In Italia si stima una produzione di oltre 260mila tonnellate di olio vegetale esausto all’anno (dati Conoe 2018), il cui opportuno recupero e riutilizzo nel settore energetico costituisce una fonte di vantaggi economici e ambientali, trasformando un rifiuto in risorsa. La procedura messa a punto dai ricercatori consiste in un processo “one pot”, assistito dalle microonde. “Il metodo ha il vantaggio di essere adatto alla trasformazione diretta di oli vegetali acidi, ovvero oli con un contenuto non trascurabile di acidi grassi liberi (Ffa), che generalmente non possono essere utilizzati in un impianto tradizionale per la produzione di biodiesel senza un adeguato pretrattamento che inevitabilmente incide sul costo di produzione”, spiega Drago. “L’elevata temperatura dei processi di frittura e l’acqua presente negli alimenti accelerano l’idrolisi dei trigliceridi aumentando la componente di acidi grassi liberi nell’olio. Questo fa sì che l’olio usato mostri un’acidità nettamente superiore rispetto allo stesso prima dell’uso. Abbiamo dimostrato che il nostro processo è in grado di trasformare con efficienza questa tipologia di scarti”.

Nello specifico, il biodiesel è generalmente una miscela di esteri metilici di acidi grassi ottenuta per transesterificazione dei trigliceridi (olio vegetale) con metanolo, in presenza di un opportuno catalizzatore.

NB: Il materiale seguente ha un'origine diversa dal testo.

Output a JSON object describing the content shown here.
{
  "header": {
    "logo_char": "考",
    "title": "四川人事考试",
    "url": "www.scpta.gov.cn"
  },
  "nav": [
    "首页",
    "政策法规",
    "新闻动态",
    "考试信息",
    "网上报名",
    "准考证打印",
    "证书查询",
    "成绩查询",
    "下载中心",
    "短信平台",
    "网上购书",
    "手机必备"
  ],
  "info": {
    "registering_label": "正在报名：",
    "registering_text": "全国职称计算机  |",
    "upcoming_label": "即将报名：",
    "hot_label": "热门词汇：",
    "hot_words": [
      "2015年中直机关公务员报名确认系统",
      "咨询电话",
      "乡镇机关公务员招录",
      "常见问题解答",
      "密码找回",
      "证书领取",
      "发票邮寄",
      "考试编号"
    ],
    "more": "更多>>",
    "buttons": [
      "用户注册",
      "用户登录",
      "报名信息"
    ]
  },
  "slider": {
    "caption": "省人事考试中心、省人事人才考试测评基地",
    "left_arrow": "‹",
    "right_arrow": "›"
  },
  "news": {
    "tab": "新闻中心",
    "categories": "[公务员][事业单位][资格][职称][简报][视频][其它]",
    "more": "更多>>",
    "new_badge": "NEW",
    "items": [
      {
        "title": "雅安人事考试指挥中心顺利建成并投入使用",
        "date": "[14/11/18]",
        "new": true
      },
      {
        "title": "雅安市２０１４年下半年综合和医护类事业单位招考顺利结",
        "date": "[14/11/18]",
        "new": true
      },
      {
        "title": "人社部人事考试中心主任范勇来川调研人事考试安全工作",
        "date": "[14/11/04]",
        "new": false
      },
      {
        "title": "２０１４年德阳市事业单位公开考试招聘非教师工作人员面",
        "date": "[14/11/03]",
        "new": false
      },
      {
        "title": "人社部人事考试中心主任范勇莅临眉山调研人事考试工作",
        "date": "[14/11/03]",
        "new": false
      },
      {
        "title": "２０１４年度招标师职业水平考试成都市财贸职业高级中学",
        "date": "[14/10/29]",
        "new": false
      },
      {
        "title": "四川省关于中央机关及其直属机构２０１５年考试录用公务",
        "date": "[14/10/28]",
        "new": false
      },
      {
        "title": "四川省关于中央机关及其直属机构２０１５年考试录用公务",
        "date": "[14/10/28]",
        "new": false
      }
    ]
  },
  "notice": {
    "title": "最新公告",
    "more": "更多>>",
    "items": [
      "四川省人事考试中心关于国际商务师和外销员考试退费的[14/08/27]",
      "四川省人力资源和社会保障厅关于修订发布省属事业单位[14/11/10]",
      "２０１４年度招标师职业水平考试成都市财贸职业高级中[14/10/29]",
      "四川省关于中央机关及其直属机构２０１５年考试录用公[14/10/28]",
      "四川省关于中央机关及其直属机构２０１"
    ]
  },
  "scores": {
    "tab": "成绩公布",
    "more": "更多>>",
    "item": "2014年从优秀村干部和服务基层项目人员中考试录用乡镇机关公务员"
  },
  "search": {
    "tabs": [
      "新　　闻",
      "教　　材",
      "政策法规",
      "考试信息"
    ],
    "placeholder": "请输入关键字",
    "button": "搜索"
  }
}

Un aspetto comune alla produzione industriale classica di biodiesel riguarda l’inevitabile formazione come co-prodotto di glicerolo, che deve essere necessariamente rimosso, e il cui trattamento ha un impatto sulla spesa dell’intero processo produttivo. “Il nostro metodo one pot ha come punto di forza non solo la completa conversione dei trigliceridi nei corrispondenti esteri metilici, ma porta anche alla completa trasformazione del glicerolo nei corrispondenti eteri terz-butilici che non devono essere allontanati dalla miscela finale, ma sono considerati parte integrante del biocarburante poiché adatti al processo di combustione. La miscela ottenuta può essere quindi direttamente utilizzata come carburante”, continua Drago. “Gli oli esausti di frittura possono essere utilizzati direttamente per la trasformazione in biocarburanti dopo una semplice filtrazione da eventuali residui solidi presenti e l’eccesso di reagente, utilizzato nel processo, è recuperato mediante distillazione per essere destinato al riuso”.

Il prossimo passo sarà arrivare a una produzione in larga scala: “È stata intrapresa un’attività di ingegnerizzazione e prototipazione per uno sviluppo industriale del processo in collaborazione con le società Ics S.r.l. e One-Pot S.r.l., con sede rispettivamente ad Augusta e a Siracusa. Insieme abbiamo progettato, costruito e ottimizzato un primo impianto pilota per la validazione industriale del processo one pot (nella foto) con l’obiettivo comune di sviluppare impianti per la produzione di biocarburanti da oli vegetali esausti e di scarto provenienti dalla filiera agro-alimentare”, conclude l’esperto.